By Congressman Jo Bonner
If you traveled by plane over the last week, you may have encountered delays. Your frustration was likely due to the Obama administration’s decision to furlough a portion of the nation’s air traffic controllers due to budget cuts.
On March 1st, the federal government began what most American families, workers and businesses have been doing for some time now – reducing spending. Because the president and Congress could not reach agreement over where to cut, the spending reductions were automatic – approximately 2.7 percent overall from most of the federal budget, excluding Social Security and Medicare. The amount of Uncle Sam’s belt tightening is modest to be sure, about $45 billion from a $3.5 trillion annual budget.

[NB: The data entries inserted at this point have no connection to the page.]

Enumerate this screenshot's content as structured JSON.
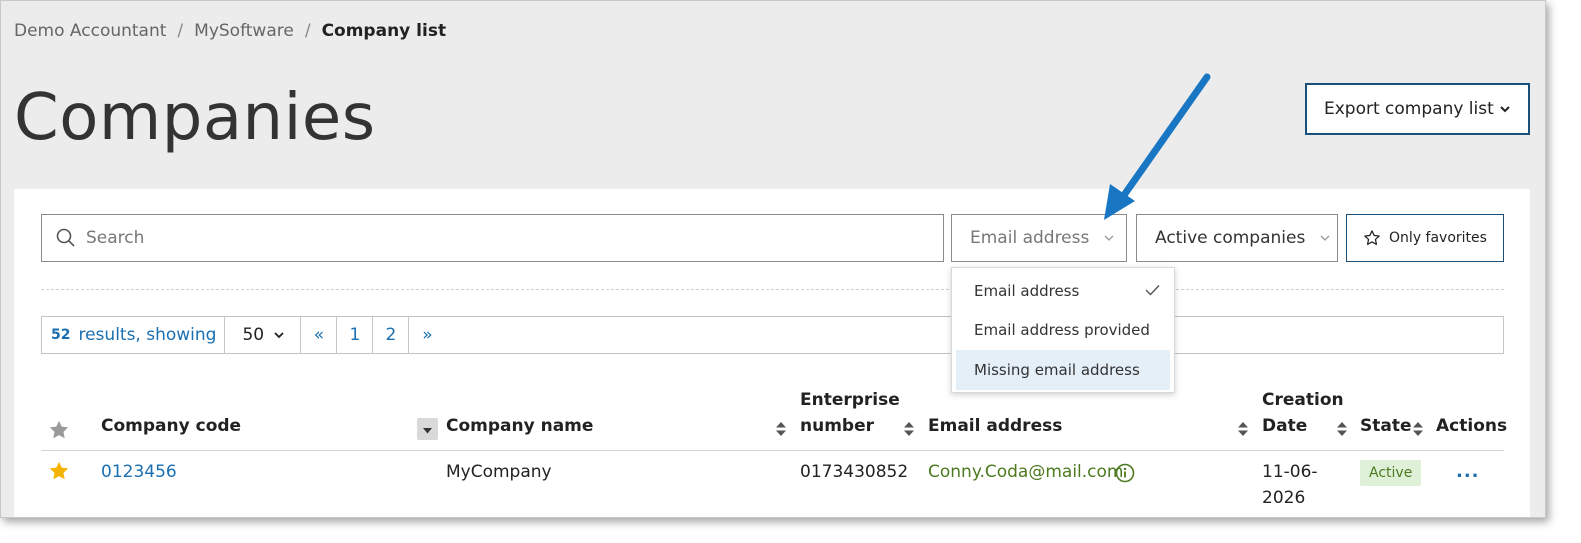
{
  "breadcrumb": {
    "items": [
      "Demo Accountant",
      "MySoftware"
    ],
    "current": "Company list",
    "separator": "/"
  },
  "page_title": "Companies",
  "export_button": {
    "label": "Export company list",
    "icon": "chevron-down-icon"
  },
  "filters": {
    "search_placeholder": "Search",
    "email_select": "Email address",
    "state_select": "Active companies",
    "favorites_button": "Only favorites"
  },
  "email_dropdown": {
    "options": [
      "Email address",
      "Email address provided",
      "Missing email address"
    ],
    "selected_index": 0,
    "highlighted_index": 2
  },
  "pager": {
    "count": "52",
    "results_label": "results, showing",
    "per_page": "50",
    "first": "«",
    "pages": [
      "1",
      "2"
    ],
    "last": "»"
  },
  "table": {
    "headers": {
      "company_code": "Company code",
      "company_name": "Company name",
      "enterprise_number_line1": "Enterprise",
      "enterprise_number_line2": "number",
      "email": "Email address",
      "creation_line1": "Creation",
      "creation_line2": "Date",
      "state": "State",
      "actions": "Actions"
    },
    "rows": [
      {
        "favorite": true,
        "company_code": "0123456",
        "company_name": "MyCompany",
        "enterprise_number": "0173430852",
        "email": "Conny.Coda@mail.com",
        "creation_line1": "11-06-",
        "creation_line2": "2026",
        "state": "Active",
        "actions": "..."
      }
    ]
  },
  "colors": {
    "accent_blue": "#1a6fb0",
    "button_border": "#1a4f7a",
    "annotation_arrow": "#1976c2",
    "active_green": "#4d7a1f",
    "favorite_star": "#f5b301"
  }
}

When these “sequester” cuts took effect, President Obama warned that the country would virtually shut down. Despite the fact that his White House first proposed the sequester as a last ditch effort to control federal spending, the president painted a picture of an America completely disrupted by the sequester’s relatively small budget cuts. When March 1st passed without a government shutdown, a disappointed White House canceled all its popular public tours in order to remind us that we still need more government spending.
On April 21, the Federal Aviation Administration began furloughing air traffic controllers in response to the sequester cuts. According to news reports, up to 40 percent of flights have been delayed since the furloughs began. Americans are angry, and with good reason. Thanks to spending cuts aimed at exacting the most painful outcome, the Obama administration is upending family vacations, school field trips and business meetings.
President Obama’s hometown newspaper, The Chicago Tribune, bluntly assigned blame to the administration: “They’ve (FAA) had a year and a half to prepare for a sequester that the White House proposed, and that the president signed into law. Yet their idea of good management is to subject thousands of civilian air controllers to rolling furloughs?”
The Federal Aviation Administration is choosing to implement President Obama’s sequester in the most irresponsible, harmful way possible just to make a political point. The FAA’s $15.9 billion budget was trimmed $637 million due to the sequester. Interestingly, the president’s own FAA budget proposal for fiscal 2013 was actually less than the FAA’s actual budget this year even with the sequester cuts in place. The air traffic controller furloughs could be avoided if the White House felt the traveling public and the economy were more important than politics.
Contrast this with the nearly 20 percent in budget cuts the U.S. House of Representatives has undertaken over the last two and a half years without significant disruption in service. Under Speaker Boehner, the House voluntarily reduced our own operating budget well before the sequester. Unlike the president, we’ve not stopped the popular U.S. Capitol tours.
Last Friday, Congress passed legislation underscoring that the FAA has flexibility to spend its taxpayer funds in the service of the American people, and not hold them hostage to political games. The Obama administration has no more excuses but to finally do its job of administering its transportation budget in a responsible manner.